To the extent that the municipality has not proved its claim against the insolvent estate for any outstanding municipal debt relating to that property (which is not limited to that municipal debt accrued over the period of two years preceding the sequestration) within three months from the conclusion of the second meeting of creditors of the estate, and before the date upon which the trustee of that estate submitted to the Master a plan of distribution in that estate, then the municipality shall not be entitled to share in the distribution of assets brought up for distribution in that plan, except with leave of the Court or the Master.

In circumstances where the municipality has not proved its claim within the aforementioned prescribed time limits, and condonation for that delay is not granted by the Master or the Court, then it appears that the municipality will not have a claim for outstanding municipal debt against the new owner of the property.

Further, section 95(2) of the Act creates a right for the trustee to cause the proceeds of the sale to be kept in the Guardian’s Fund, should he suspect that, inter alia, there are outstanding municipal debts in relation thereto. If the trustee does so deposit the proceeds with the Master for safekeeping in the Guardian’s Fund as aforesaid, it would appear that the creditor (being the municipality in this case) is only entitled to satisfaction of its relevant claim if it makes an application to the Master within one year in accordance with the section.
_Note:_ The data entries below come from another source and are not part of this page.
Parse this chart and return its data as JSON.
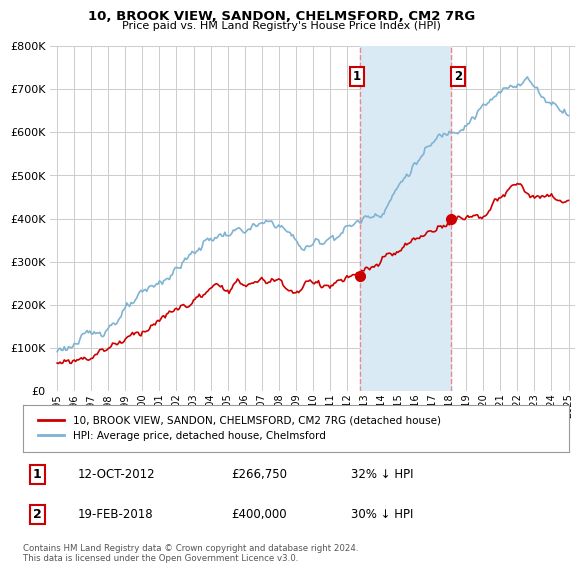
{
  "title": "10, BROOK VIEW, SANDON, CHELMSFORD, CM2 7RG",
  "subtitle": "Price paid vs. HM Land Registry's House Price Index (HPI)",
  "legend_label_red": "10, BROOK VIEW, SANDON, CHELMSFORD, CM2 7RG (detached house)",
  "legend_label_blue": "HPI: Average price, detached house, Chelmsford",
  "footer": "Contains HM Land Registry data © Crown copyright and database right 2024.\nThis data is licensed under the Open Government Licence v3.0.",
  "ylim": [
    0,
    800000
  ],
  "yticks": [
    0,
    100000,
    200000,
    300000,
    400000,
    500000,
    600000,
    700000,
    800000
  ],
  "sale1_year": 2012.79,
  "sale1_price": 266750,
  "sale2_year": 2018.12,
  "sale2_price": 400000,
  "red_color": "#cc0000",
  "blue_color": "#7fb3d3",
  "shade_color": "#daeaf5",
  "vline_color": "#e88080",
  "background_color": "#ffffff",
  "grid_color": "#cccccc",
  "ann1_date": "12-OCT-2012",
  "ann1_price": "£266,750",
  "ann1_hpi": "32% ↓ HPI",
  "ann2_date": "19-FEB-2018",
  "ann2_price": "£400,000",
  "ann2_hpi": "30% ↓ HPI"
}
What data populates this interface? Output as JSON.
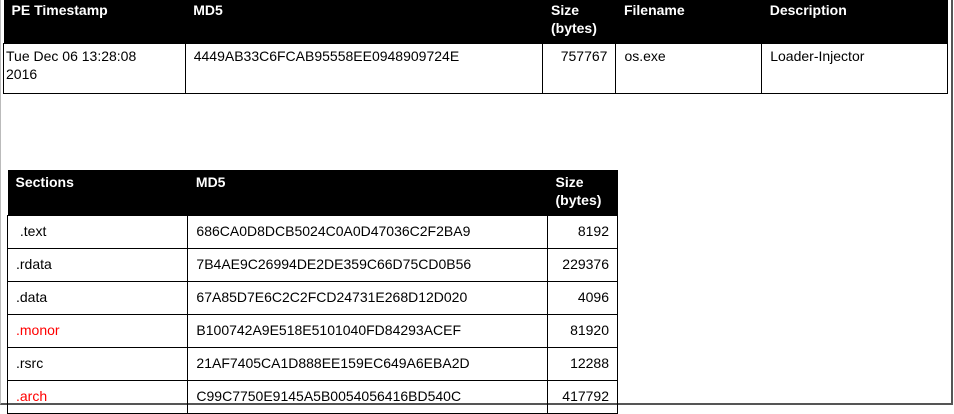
{
  "file_table": {
    "headers": {
      "timestamp": "PE Timestamp",
      "md5": "MD5",
      "size_line1": "Size",
      "size_line2": "(bytes)",
      "filename": "Filename",
      "description": "Description"
    },
    "row": {
      "timestamp_line1": "Tue Dec 06 13:28:08",
      "timestamp_line2": "2016",
      "md5": "4449AB33C6FCAB95558EE0948909724E",
      "size": "757767",
      "filename": "os.exe",
      "description": "Loader-Injector"
    }
  },
  "sections_table": {
    "headers": {
      "sections": "Sections",
      "md5": "MD5",
      "size_line1": "Size",
      "size_line2": "(bytes)"
    },
    "highlight_color": "#ff0000",
    "rows": [
      {
        "section": " .text",
        "md5": "686CA0D8DCB5024C0A0D47036C2F2BA9",
        "size": "8192",
        "highlight": false
      },
      {
        "section": ".rdata",
        "md5": "7B4AE9C26994DE2DE359C66D75CD0B56",
        "size": "229376",
        "highlight": false
      },
      {
        "section": ".data",
        "md5": "67A85D7E6C2C2FCD24731E268D12D020",
        "size": "4096",
        "highlight": false
      },
      {
        "section": ".monor",
        "md5": "B100742A9E518E5101040FD84293ACEF",
        "size": "81920",
        "highlight": true
      },
      {
        "section": ".rsrc",
        "md5": "21AF7405CA1D888EE159EC649A6EBA2D",
        "size": "12288",
        "highlight": false
      },
      {
        "section": ".arch",
        "md5": "C99C7750E9145A5B0054056416BD540C",
        "size": "417792",
        "highlight": true
      }
    ]
  }
}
This provision may minimise the risk for the purchaser in that the municipality’s claim to any such proceeds set aside in terms of this section would expire after a year.

CONCLUSION

Therefore, in circumstances where an immovable property in question is sold out of an insolvent estate, the risks created by the Mitchell judgment for the purchaser are at best mitigated, but not excluded, by the aforementioned sections of the Insolvency Act.